The power input is going to be around 220W at full capacity and I have no clue how to begin designing for such a board with a high current input. Is there a guide or some information I can find useful being someone who is just starting to design high power boards??
For a PCB, the amount of copper determines the amount of current, and the clearance around the copper determines the maximum voltage.
For steppermotors, voltage is likely below 100V and hardly a concern, so that leaves the current.
I assume something like 24V @ 10A total.
Stepper motors usually use much less current then their specifications suggest. The inductors in the motor themselves act as a buck converter, so even if you have a 2A motor (coil) current, the current from you power supply likely is closer to 500mA. (Unless when the motor rotates fast).
10A is enough to heat up bad connections to a point that it can become a fire hazard, or the PCB may get damaged, so you want to use decent quality connectors.
Concentration of the current is an issue. Ideally you use both side of the PCB and stitch them together with via’s in area’s where the current is concentrated in a small area, for example near the power connector.
Location of the power connector is an important decision.
Take for example a 30cm wide PCB with the power connector in the left side (Conductors are 30cm long and carry the full current), and compare that with the power connector in the middle. (Conductors are only 15cm long and half the current goes left, and the other half to the right. That is a factor of 4 improvement for the voltage loss over the PCB.
Stepper motor drivers work as SMPS circuits. You want decent size decoupling capacitors (470uF maybe bigger) and put them close to the stepper motor drivers. All the regular concerns for SMPS circuits apply (research “hot loop”)
KiCad has a built-in calculator for voltage loss over copper tracks (Rightmost icon in the project manager) That can give you a fair idea of what track widths yo should use. 10A is not exceptional though. For 10A you can even use regular (35um) copper thickness, and even then a 10mm wide track can handle that current safely. Wider tracks do lower the resistance and power loss though.
I have taken into consideration the decoupling capacitors and the thermal vias/copper pours shown in the image above.
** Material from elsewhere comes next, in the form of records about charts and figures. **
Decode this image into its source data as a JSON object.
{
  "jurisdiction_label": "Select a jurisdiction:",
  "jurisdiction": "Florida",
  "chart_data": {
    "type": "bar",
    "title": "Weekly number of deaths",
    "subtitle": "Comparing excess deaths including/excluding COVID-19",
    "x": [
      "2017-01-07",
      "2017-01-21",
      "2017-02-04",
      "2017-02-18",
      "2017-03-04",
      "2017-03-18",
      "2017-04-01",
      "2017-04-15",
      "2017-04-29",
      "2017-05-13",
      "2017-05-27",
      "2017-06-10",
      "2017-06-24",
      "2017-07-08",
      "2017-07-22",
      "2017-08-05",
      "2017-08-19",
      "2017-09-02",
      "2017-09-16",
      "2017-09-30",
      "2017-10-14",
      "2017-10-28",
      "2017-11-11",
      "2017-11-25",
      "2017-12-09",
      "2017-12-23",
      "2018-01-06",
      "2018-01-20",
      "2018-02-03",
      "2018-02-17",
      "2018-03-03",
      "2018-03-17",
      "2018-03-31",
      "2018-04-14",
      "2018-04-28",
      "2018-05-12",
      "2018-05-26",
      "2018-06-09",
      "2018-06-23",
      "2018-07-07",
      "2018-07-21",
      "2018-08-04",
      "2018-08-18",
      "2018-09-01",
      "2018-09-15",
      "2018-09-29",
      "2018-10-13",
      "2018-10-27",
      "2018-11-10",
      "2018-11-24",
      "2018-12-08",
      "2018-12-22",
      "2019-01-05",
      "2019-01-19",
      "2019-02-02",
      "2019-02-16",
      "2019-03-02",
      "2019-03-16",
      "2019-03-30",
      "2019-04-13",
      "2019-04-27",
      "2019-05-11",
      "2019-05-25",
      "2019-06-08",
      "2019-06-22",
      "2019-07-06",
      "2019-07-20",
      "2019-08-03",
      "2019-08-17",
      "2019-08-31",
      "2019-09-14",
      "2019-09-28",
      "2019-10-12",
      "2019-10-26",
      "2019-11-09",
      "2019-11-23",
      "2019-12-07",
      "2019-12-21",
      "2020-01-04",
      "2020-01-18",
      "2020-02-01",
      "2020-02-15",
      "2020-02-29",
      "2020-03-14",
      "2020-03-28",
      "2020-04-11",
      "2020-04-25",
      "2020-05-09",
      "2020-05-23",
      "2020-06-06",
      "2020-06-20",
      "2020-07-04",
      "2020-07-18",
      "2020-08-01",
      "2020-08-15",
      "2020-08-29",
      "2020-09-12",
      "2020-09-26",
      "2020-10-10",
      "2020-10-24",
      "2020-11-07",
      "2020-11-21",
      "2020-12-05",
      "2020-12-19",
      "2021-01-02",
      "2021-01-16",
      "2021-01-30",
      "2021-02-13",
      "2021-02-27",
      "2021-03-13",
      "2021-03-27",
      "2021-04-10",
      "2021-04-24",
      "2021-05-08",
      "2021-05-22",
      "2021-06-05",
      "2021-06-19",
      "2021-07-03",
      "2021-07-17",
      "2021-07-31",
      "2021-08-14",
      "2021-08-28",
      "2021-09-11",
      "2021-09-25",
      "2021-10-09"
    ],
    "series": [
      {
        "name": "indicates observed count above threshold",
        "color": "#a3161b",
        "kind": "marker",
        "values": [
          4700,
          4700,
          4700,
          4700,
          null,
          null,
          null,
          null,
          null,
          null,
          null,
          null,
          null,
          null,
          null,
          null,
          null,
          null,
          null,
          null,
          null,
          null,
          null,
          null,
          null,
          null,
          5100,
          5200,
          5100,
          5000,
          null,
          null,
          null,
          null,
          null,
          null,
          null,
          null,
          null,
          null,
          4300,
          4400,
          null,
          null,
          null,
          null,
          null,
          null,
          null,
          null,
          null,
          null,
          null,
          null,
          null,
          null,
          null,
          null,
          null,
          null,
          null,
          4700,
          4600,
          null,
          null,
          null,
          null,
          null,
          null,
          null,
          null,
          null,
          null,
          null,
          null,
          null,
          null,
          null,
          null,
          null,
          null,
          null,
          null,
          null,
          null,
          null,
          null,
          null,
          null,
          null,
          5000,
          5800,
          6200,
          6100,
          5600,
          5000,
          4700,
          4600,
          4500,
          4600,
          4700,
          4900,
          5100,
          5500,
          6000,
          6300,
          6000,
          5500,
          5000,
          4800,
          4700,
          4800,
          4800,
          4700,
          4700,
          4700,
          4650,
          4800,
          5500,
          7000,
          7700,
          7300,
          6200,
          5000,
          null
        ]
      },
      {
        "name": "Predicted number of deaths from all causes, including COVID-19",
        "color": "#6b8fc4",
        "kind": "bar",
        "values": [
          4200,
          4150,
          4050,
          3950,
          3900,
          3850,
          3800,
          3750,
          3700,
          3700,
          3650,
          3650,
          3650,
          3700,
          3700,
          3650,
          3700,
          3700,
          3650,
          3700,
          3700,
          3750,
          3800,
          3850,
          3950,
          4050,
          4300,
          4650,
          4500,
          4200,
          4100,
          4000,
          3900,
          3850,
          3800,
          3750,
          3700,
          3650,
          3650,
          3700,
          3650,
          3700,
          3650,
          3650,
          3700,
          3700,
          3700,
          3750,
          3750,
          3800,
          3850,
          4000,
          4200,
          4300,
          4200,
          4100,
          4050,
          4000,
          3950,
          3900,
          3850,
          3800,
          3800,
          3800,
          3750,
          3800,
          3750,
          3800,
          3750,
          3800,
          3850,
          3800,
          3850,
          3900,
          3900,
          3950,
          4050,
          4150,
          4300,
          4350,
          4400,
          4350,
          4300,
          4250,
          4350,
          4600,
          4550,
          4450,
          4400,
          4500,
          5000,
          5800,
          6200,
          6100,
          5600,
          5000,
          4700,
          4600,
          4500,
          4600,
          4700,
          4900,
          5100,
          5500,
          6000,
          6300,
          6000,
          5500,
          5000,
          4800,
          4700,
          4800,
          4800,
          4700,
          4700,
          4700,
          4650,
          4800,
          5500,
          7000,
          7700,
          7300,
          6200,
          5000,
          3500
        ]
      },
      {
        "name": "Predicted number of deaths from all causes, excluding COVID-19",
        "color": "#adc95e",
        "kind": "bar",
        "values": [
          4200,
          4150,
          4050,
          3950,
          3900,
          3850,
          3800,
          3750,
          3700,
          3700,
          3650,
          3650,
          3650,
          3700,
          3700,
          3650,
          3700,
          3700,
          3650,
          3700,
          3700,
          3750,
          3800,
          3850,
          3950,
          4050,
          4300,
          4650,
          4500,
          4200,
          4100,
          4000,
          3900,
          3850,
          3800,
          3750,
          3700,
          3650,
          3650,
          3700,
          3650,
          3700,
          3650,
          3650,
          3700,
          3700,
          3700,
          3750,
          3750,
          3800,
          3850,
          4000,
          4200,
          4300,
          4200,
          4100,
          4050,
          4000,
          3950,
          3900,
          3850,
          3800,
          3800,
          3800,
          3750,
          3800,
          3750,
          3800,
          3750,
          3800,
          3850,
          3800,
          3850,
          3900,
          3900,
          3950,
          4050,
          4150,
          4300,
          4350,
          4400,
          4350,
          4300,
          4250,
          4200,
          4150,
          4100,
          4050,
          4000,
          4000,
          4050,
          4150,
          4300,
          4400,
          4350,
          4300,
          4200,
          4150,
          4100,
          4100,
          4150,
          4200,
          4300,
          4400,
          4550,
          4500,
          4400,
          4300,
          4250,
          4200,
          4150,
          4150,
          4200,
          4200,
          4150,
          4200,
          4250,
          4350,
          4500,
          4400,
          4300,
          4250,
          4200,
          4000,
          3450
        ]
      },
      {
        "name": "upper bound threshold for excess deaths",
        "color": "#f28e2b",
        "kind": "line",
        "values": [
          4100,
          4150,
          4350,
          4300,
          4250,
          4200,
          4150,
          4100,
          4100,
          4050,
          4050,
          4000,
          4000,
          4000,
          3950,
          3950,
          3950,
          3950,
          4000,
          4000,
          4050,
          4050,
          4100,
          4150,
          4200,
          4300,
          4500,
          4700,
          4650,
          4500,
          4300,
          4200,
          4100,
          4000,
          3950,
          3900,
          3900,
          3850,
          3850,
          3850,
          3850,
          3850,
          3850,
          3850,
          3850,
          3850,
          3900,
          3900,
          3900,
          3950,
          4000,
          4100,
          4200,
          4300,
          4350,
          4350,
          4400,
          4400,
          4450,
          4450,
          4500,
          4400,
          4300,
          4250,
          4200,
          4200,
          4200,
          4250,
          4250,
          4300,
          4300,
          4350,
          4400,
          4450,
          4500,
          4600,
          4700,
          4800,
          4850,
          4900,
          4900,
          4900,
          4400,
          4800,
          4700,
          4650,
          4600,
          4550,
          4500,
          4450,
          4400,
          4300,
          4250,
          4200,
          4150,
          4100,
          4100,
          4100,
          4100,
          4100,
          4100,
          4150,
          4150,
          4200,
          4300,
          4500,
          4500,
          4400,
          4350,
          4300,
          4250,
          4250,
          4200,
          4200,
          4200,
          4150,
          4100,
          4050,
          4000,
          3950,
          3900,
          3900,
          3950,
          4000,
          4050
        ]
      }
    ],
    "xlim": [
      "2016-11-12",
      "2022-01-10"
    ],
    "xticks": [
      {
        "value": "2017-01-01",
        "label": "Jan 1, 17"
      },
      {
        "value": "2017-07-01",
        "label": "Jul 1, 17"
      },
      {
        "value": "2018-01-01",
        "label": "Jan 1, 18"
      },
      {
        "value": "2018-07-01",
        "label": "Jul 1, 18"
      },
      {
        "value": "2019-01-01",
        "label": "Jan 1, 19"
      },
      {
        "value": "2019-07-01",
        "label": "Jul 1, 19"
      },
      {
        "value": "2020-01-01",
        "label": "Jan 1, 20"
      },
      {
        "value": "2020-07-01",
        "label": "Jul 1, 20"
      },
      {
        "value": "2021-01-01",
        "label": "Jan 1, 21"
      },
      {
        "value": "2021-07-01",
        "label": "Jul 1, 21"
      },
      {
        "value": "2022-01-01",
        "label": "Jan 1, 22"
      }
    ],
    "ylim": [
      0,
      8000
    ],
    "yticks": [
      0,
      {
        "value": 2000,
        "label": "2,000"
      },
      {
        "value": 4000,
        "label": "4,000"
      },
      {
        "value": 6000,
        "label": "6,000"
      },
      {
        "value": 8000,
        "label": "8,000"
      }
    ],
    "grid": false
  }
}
Would I be using the same precautions but instead would widen the traces, size up the passive electronics, and add more layers or copper thickness to accommodate for the larger power rating??
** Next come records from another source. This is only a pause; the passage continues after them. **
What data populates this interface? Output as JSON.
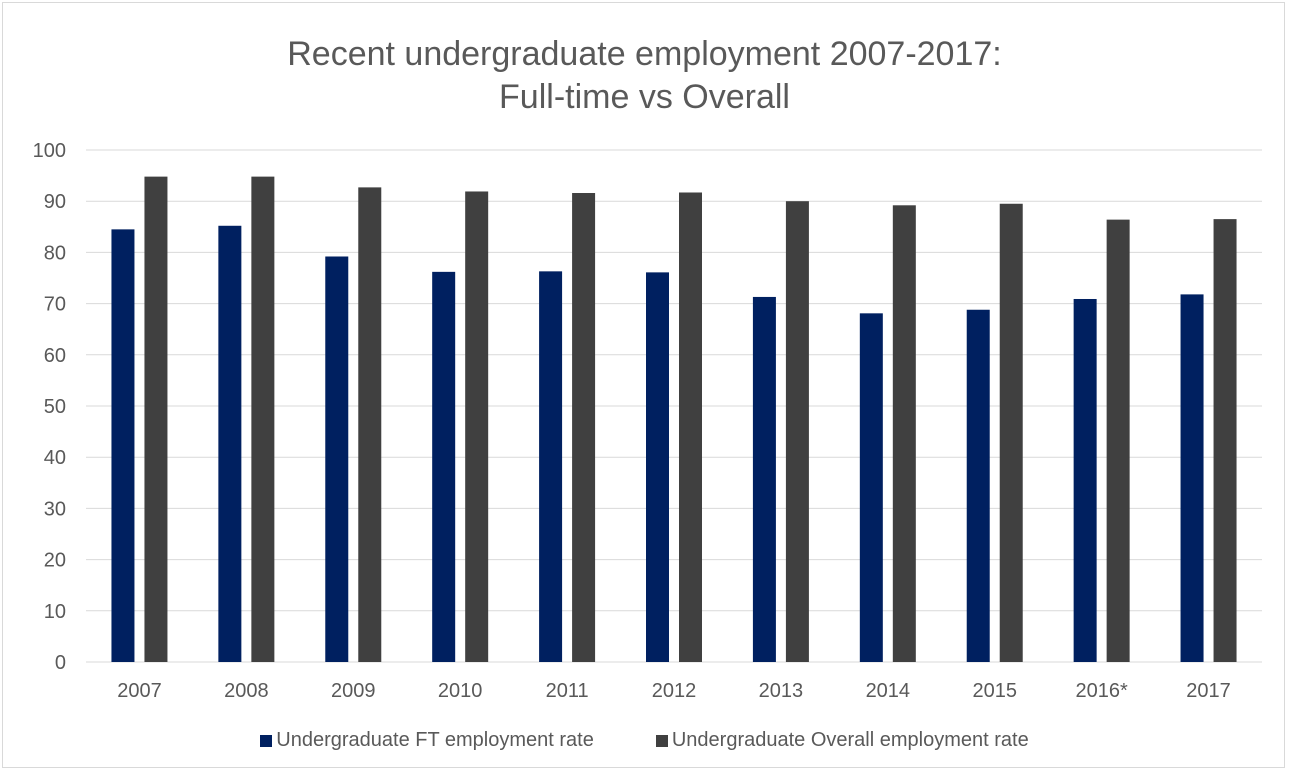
{
  "chart_data": {
    "type": "bar",
    "title": [
      "Recent undergraduate employment 2007-2017:",
      "Full-time vs Overall"
    ],
    "categories": [
      "2007",
      "2008",
      "2009",
      "2010",
      "2011",
      "2012",
      "2013",
      "2014",
      "2015",
      "2016*",
      "2017"
    ],
    "series": [
      {
        "name": "Undergraduate FT employment rate",
        "color": "#002060",
        "values": [
          84.5,
          85.2,
          79.2,
          76.2,
          76.3,
          76.1,
          71.3,
          68.1,
          68.8,
          70.9,
          71.8
        ]
      },
      {
        "name": "Undergraduate Overall employment rate",
        "color": "#404040",
        "values": [
          94.8,
          94.8,
          92.7,
          91.9,
          91.6,
          91.7,
          90.0,
          89.2,
          89.5,
          86.4,
          86.5
        ]
      }
    ],
    "ylim": [
      0,
      100
    ],
    "yticks": [
      0,
      10,
      20,
      30,
      40,
      50,
      60,
      70,
      80,
      90,
      100
    ],
    "grid": true,
    "legend_position": "bottom"
  }
}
Would a 2 layer board with 1oz copper weight and 1.6mm thickness be enough for my new design??
If you are using a double sided board, there is an OSH Park PCB that uses 2 oz. copper. The board is thinner- about .032" which may affect mounting holes. support for screw terminals, etc.
I prototyped a 4 layer PCB with OSH Park, then when it went to production had the board made with 2 oz copper on the top and bottom layers. The efficient went up by 2%.
At the high current level, taking a signal to another layer requires a bit more though. I used vias with larger holes, and on some made a one pad “part” so there would be no silkscreen covering it so I could fill it with solder.
Finally, if you have a good meter (4.5 to 6.5 digits), or scope, measure the drop on key runs and figure out how much is being dissipated by the board itself.
I was under the impression Kicad could import an Altium board, which I think your link has the Altium design file.
Your link shows a 4 layer board, typically only the outer layers can be 2 oz copper. You should first see if you can simply import that board. Then find the high current paths to determine how to handle those currents.